Realizar auditorias regulares nas contas do condomínio é uma forma eficaz de identificar desvios e irregularidades. Além disso, a participação ativa dos condôminos em assembleias e a criação de comissões de fiscalização são medidas que contribuem para uma gestão mais transparente e eficiente.
Outra recomendação é a contratação de síndicos profissionais, que são gestores especializados em administração condominial e geralmente estão vinculados a empresas ou associações que garantem uma conduta ética e qualificada.

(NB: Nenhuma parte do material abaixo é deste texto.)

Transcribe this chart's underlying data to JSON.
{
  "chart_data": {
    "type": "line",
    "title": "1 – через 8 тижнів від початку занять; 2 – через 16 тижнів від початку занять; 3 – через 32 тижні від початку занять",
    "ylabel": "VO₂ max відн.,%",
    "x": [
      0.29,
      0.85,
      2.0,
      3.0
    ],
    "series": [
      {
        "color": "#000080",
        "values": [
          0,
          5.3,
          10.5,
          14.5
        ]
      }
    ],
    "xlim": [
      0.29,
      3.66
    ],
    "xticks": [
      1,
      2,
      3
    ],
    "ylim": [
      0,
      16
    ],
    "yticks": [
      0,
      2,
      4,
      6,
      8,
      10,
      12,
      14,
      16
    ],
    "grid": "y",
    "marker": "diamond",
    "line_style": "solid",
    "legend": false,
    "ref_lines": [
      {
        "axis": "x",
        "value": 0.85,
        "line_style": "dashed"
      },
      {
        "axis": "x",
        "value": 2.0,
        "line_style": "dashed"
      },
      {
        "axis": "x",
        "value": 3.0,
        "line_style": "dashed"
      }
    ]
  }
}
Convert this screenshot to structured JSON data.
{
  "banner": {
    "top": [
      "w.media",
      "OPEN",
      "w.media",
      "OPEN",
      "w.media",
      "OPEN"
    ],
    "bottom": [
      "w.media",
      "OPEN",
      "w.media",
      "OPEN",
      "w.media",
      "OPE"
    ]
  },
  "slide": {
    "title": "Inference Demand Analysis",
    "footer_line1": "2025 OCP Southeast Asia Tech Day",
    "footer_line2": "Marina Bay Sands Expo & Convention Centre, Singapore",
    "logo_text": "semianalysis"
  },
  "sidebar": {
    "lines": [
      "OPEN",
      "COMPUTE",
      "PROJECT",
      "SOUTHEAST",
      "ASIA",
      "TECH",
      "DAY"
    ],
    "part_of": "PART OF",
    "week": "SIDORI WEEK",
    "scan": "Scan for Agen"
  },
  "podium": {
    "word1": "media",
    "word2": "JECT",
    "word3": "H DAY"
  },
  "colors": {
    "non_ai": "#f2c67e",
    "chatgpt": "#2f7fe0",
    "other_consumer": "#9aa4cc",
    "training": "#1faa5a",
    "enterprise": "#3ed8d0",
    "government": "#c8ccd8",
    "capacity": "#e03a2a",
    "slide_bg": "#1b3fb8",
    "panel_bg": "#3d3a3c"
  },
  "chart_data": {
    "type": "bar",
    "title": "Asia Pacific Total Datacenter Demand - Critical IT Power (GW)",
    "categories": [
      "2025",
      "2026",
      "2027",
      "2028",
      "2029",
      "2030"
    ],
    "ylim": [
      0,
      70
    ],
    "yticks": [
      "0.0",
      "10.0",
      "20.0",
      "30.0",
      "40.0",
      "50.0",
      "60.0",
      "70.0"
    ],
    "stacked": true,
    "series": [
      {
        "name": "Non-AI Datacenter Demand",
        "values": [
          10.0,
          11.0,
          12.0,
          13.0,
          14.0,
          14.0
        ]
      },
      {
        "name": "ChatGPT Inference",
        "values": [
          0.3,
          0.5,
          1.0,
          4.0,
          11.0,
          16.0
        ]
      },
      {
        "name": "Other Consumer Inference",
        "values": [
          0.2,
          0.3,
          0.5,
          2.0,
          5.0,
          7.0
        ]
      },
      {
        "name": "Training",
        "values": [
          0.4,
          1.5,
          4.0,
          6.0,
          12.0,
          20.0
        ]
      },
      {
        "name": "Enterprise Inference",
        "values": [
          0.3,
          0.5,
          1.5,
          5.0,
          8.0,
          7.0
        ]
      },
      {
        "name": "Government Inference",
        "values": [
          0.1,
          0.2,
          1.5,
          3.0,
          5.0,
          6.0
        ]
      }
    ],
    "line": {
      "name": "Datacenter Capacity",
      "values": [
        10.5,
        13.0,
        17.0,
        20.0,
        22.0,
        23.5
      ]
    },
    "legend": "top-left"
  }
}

Esses síndicos possuem um conhecimento técnico mais aprofundado sobre legislação, contabilidade e manutenção predial, o que reduz as chances de irregularidades e contribui para uma gestão mais eficaz.
“Há síndicos que gastam o fundo de reserva de forma imprudente, deixando o condomínio desprotegido em situações de emergência. Funcionários sem registro adequado também são uma realidade. Portanto, é essencial que a administração do condomínio seja bem organizada, garantindo finanças saudáveis e evitando problemas e dores de cabeça. Um bom gestor, com conhecimento em impostos e finanças, é fundamental para o bom funcionamento do condomínio”, destaca Samara Lobo Cidade.
Por fim, Gustavo Camacho exemplifica bem como todo o mercado condominial perde com os maus profissionais que tentam se estabelecer no mercado.
“Quando um gestor incide em condutas negativas e/ou impróprias para a sua função, os seus pares do mercado são prejudicados, pois a atividade acaba por ser descredibilizada em sua essência. Anote-se que a função do gestor, mandatário, é pautada integralmente na fidúcia, posto que todos os titulares das unidades autônomas situadas em determinado condomínio outorgam ao mandatário os poderes para gerenciar os recursos da coletividade.
Não menos importante, tem-se o fato de que ao menos 30% da população brasileira reside em condomínios edilícios, sejam estes em planos horizontais ou verticais. Tais empreendimentos são a menor célula da sociedade, eis que é lá que a vida das cidades acontece. Ao serem gerenciadas inadequadamente, por mimetismo, tais entidades familiares acabam por serem desarmonizadas e consequentemente geram desarmonia em toda a sociedade. Logo, um síndico que age pautado em más condutas e voltado aos seus interesses pessoais não prejudica apenas a classe funcional, mas sobretudo a sociedade em sua menor célula”.